Notes: This is a preliminary version of this function. Graphing is currently not implemented. Time-series operators lead to errors, so lags, leads and differences must be stored as new variables. To use the file place it in your ado sub-directory. If you use this code, please send me an email to let me know and send any suggestions. Also, please cite [Hsiang and Jina (2014)].

This function performs a series of randomization tests for exploring model-generated bias in panel data models. It randomizes a treatment variable in three different ways and stores coefficients from the same model after randomization. Coefficients can then be plotted to see how the randomized distribution compares to the original point estimates. Randomization is performed in three ways (shown graphically in figure):

1. Entire sample – Randomly re-assign the value of the “treatment” variable across the whole sample.

2. Between panel variable – Randomly re-assign each panel unit’s complete time series to another panel unit while preserving the time-ordering. This preserves the time structure within the data, thereby testing whether temporal trends might generate spurious correlations.

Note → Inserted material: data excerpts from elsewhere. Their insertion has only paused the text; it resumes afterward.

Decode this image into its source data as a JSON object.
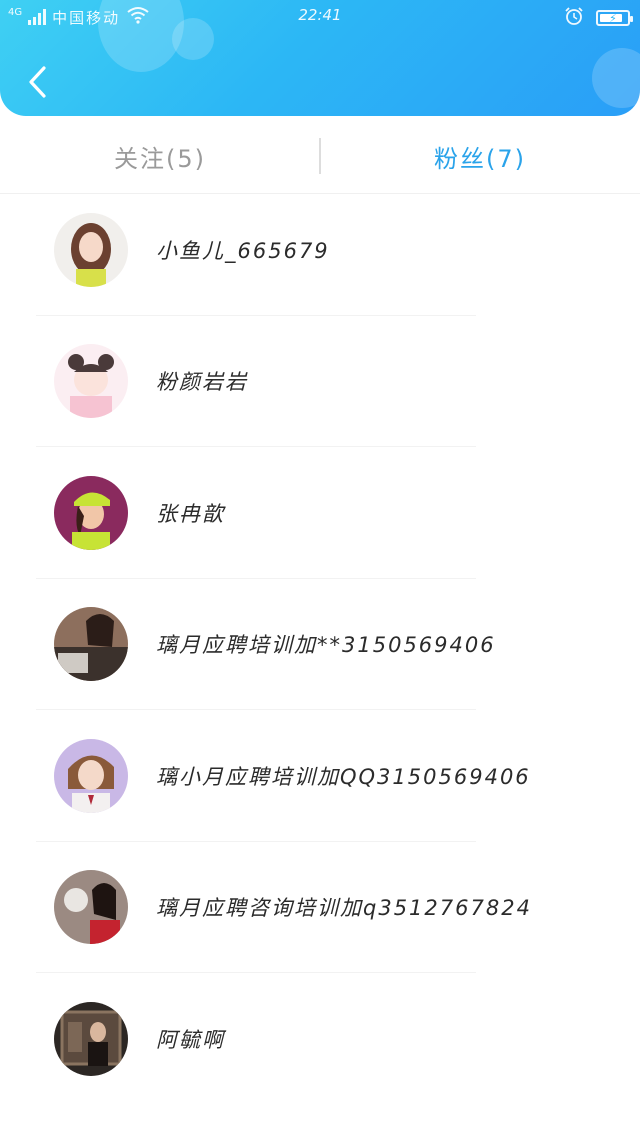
{
  "status_bar": {
    "network": "4G",
    "carrier": "中国移动",
    "time": "22:41",
    "icons": [
      "signal-icon",
      "wifi-icon",
      "alarm-icon",
      "battery-charging-icon"
    ],
    "battery_level": 0.85
  },
  "header": {
    "back_icon": "chevron-left-icon",
    "gradient": [
      "#3fd0f3",
      "#2a9ef7"
    ]
  },
  "tabs": [
    {
      "label": "关注(5)",
      "active": false
    },
    {
      "label": "粉丝(7)",
      "active": true
    }
  ],
  "accent_color": "#2aa3ea",
  "fans": [
    {
      "name": "小鱼儿_665679",
      "avatar": "avatar-image"
    },
    {
      "name": "粉颜岩岩",
      "avatar": "avatar-image"
    },
    {
      "name": "张冉歆",
      "avatar": "avatar-image"
    },
    {
      "name": "璃月应聘培训加**3150569406",
      "avatar": "avatar-image"
    },
    {
      "name": "璃小月应聘培训加QQ3150569406",
      "avatar": "avatar-image"
    },
    {
      "name": "璃月应聘咨询培训加q3512767824",
      "avatar": "avatar-image"
    },
    {
      "name": "阿毓啊",
      "avatar": "avatar-image"
    }
  ]
}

3. Within panel variable – Randomly re-order each panel unit’s time-series while keeping it assigned to the original panel unit. This alters only the time structure of the data, thereby testing whether time invariant cross-sectional patterns might generate spurious correlations.

cartoon

In order to run the function, the variables listed below must be created and entered as arguments of the function in the order:

. rndm data pvar tvar regcmd outlab rndmvar strvar iter

This will output three datasets in a new folder (called “rndm_workdata”, in the working directory) which store coefficients using the prefix specified in variable “outlab”.

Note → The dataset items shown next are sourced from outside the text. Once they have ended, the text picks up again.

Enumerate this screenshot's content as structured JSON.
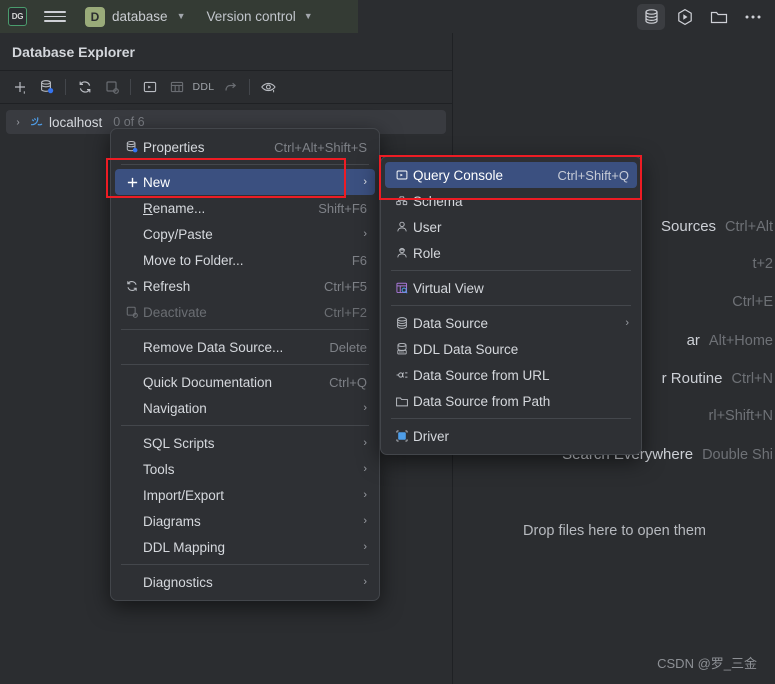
{
  "titlebar": {
    "logo_text": "DG",
    "menu_icon": "hamburger-icon",
    "project_badge": "D",
    "project_name": "database",
    "vcs_label": "Version control",
    "right_icons": [
      "database-icon",
      "run-icon",
      "folder-icon",
      "more-icon"
    ]
  },
  "explorer": {
    "title": "Database Explorer",
    "toolbar": [
      {
        "name": "add-icon",
        "label": "+"
      },
      {
        "name": "data-source-properties-icon",
        "label": ""
      },
      {
        "name": "refresh-icon",
        "label": ""
      },
      {
        "name": "deactivate-icon",
        "label": ""
      },
      {
        "name": "query-console-icon",
        "label": ""
      },
      {
        "name": "table-icon",
        "label": ""
      },
      {
        "name": "ddl-icon",
        "label": "DDL"
      },
      {
        "name": "jump-to-icon",
        "label": ""
      },
      {
        "name": "eye-icon",
        "label": ""
      }
    ],
    "tree": {
      "arrow": "›",
      "icon": "mysql-dolphin-icon",
      "label": "localhost",
      "sublabel": "0 of 6"
    }
  },
  "editor": {
    "hints": [
      {
        "action": "Sources",
        "key": "Ctrl+Alt"
      },
      {
        "action": "",
        "key": "t+2"
      },
      {
        "action": "",
        "key": "Ctrl+E"
      },
      {
        "action": "ar",
        "key": "Alt+Home"
      },
      {
        "action": "r Routine",
        "key": "Ctrl+N"
      },
      {
        "action": "",
        "key": "rl+Shift+N"
      },
      {
        "action": "Search Everywhere",
        "key": "Double Shi"
      }
    ],
    "drop_hint": "Drop files here to open them",
    "watermark": "CSDN @罗_三金"
  },
  "context_menu": {
    "items": [
      {
        "type": "item",
        "icon": "data-source-properties-icon",
        "label": "Properties",
        "key": "Ctrl+Alt+Shift+S",
        "selected": false,
        "disabled": false,
        "submenu": false
      },
      {
        "type": "separator"
      },
      {
        "type": "item",
        "icon": "plus-icon",
        "label": "New",
        "key": "",
        "selected": true,
        "disabled": false,
        "submenu": true
      },
      {
        "type": "item",
        "icon": "",
        "label": "Rename...",
        "key": "Shift+F6",
        "selected": false,
        "disabled": false,
        "submenu": false,
        "mnemonic": "R"
      },
      {
        "type": "item",
        "icon": "",
        "label": "Copy/Paste",
        "key": "",
        "selected": false,
        "disabled": false,
        "submenu": true
      },
      {
        "type": "item",
        "icon": "",
        "label": "Move to Folder...",
        "key": "F6",
        "selected": false,
        "disabled": false,
        "submenu": false
      },
      {
        "type": "item",
        "icon": "refresh-icon",
        "label": "Refresh",
        "key": "Ctrl+F5",
        "selected": false,
        "disabled": false,
        "submenu": false
      },
      {
        "type": "item",
        "icon": "deactivate-icon",
        "label": "Deactivate",
        "key": "Ctrl+F2",
        "selected": false,
        "disabled": true,
        "submenu": false
      },
      {
        "type": "separator"
      },
      {
        "type": "item",
        "icon": "",
        "label": "Remove Data Source...",
        "key": "Delete",
        "selected": false,
        "disabled": false,
        "submenu": false
      },
      {
        "type": "separator"
      },
      {
        "type": "item",
        "icon": "",
        "label": "Quick Documentation",
        "key": "Ctrl+Q",
        "selected": false,
        "disabled": false,
        "submenu": false,
        "mnemonic": "D"
      },
      {
        "type": "item",
        "icon": "",
        "label": "Navigation",
        "key": "",
        "selected": false,
        "disabled": false,
        "submenu": true
      },
      {
        "type": "separator"
      },
      {
        "type": "item",
        "icon": "",
        "label": "SQL Scripts",
        "key": "",
        "selected": false,
        "disabled": false,
        "submenu": true
      },
      {
        "type": "item",
        "icon": "",
        "label": "Tools",
        "key": "",
        "selected": false,
        "disabled": false,
        "submenu": true
      },
      {
        "type": "item",
        "icon": "",
        "label": "Import/Export",
        "key": "",
        "selected": false,
        "disabled": false,
        "submenu": true
      },
      {
        "type": "item",
        "icon": "",
        "label": "Diagrams",
        "key": "",
        "selected": false,
        "disabled": false,
        "submenu": true
      },
      {
        "type": "item",
        "icon": "",
        "label": "DDL Mapping",
        "key": "",
        "selected": false,
        "disabled": false,
        "submenu": true
      },
      {
        "type": "separator"
      },
      {
        "type": "item",
        "icon": "",
        "label": "Diagnostics",
        "key": "",
        "selected": false,
        "disabled": false,
        "submenu": true
      }
    ]
  },
  "sub_menu": {
    "items": [
      {
        "type": "item",
        "icon": "query-console-icon",
        "label": "Query Console",
        "key": "Ctrl+Shift+Q",
        "selected": true,
        "submenu": false
      },
      {
        "type": "item",
        "icon": "schema-icon",
        "label": "Schema",
        "key": "",
        "selected": false,
        "submenu": false
      },
      {
        "type": "item",
        "icon": "user-icon",
        "label": "User",
        "key": "",
        "selected": false,
        "submenu": false
      },
      {
        "type": "item",
        "icon": "role-icon",
        "label": "Role",
        "key": "",
        "selected": false,
        "submenu": false
      },
      {
        "type": "separator"
      },
      {
        "type": "item",
        "icon": "virtual-view-icon",
        "label": "Virtual View",
        "key": "",
        "selected": false,
        "submenu": false
      },
      {
        "type": "separator"
      },
      {
        "type": "item",
        "icon": "database-icon",
        "label": "Data Source",
        "key": "",
        "selected": false,
        "submenu": true
      },
      {
        "type": "item",
        "icon": "ddl-data-source-icon",
        "label": "DDL Data Source",
        "key": "",
        "selected": false,
        "submenu": false
      },
      {
        "type": "item",
        "icon": "url-icon",
        "label": "Data Source from URL",
        "key": "",
        "selected": false,
        "submenu": false
      },
      {
        "type": "item",
        "icon": "folder-icon",
        "label": "Data Source from Path",
        "key": "",
        "selected": false,
        "submenu": false
      },
      {
        "type": "separator"
      },
      {
        "type": "item",
        "icon": "driver-icon",
        "label": "Driver",
        "key": "",
        "selected": false,
        "submenu": false
      }
    ]
  },
  "annotations": {
    "color": "#ed1c24",
    "boxes": [
      "new-menu-item-highlight",
      "query-console-item-highlight"
    ]
  }
}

“data” is the location of the dataset that will be used (file path)
“pvar” is the panel variable in the data
“tvar” is the time variable in the data
“regcmd” is the regression model that will be randomized
“outlab” is the name that prefixes outputed files
“rndmvar” is the variable that will be randomised
“strvar” is the variable that will be stored and plotted (can be different to rndmvar)
“iter” is number of randomization iterations

Example output (from Hsiang and Jina ,2013) shows a randomization of the effect of lagged tropical cyclone intensity on GDPpc level after 15 years. The three randomization schemes are shown, with vertical lines representing the coefficient values from the original model. Exact p-values are calculated. Randomizations result in distributions of coefficients that are normal and centered at zero, allowing us to reject the presence of model-generated bias.

rndm_example

EXAMPLE USING STATA-USE DATASET

*Load NLS dataset
webuse nlswork
save nlswork.dta

*Generate argument inputs
gen data ="nlswork.dta"
gen regcmd="xtreg ln_w grade age c.age#c.age ttl_exp c.ttl_exp#c.ttl_exp tenure c.tenure#c.tenure 2.race not_smsa south, fe"
gen rndmvar="tenure"
gen pvar = "idcode"
gen tvar = "year"
gen outlab = "nlswork"
gen strvar = "tenure"
gen iter = "100"

*Run randomization code. Output stored in rndm_workdata folder
rndm data pvar tvar regcmd outlab rndmvar strvar iter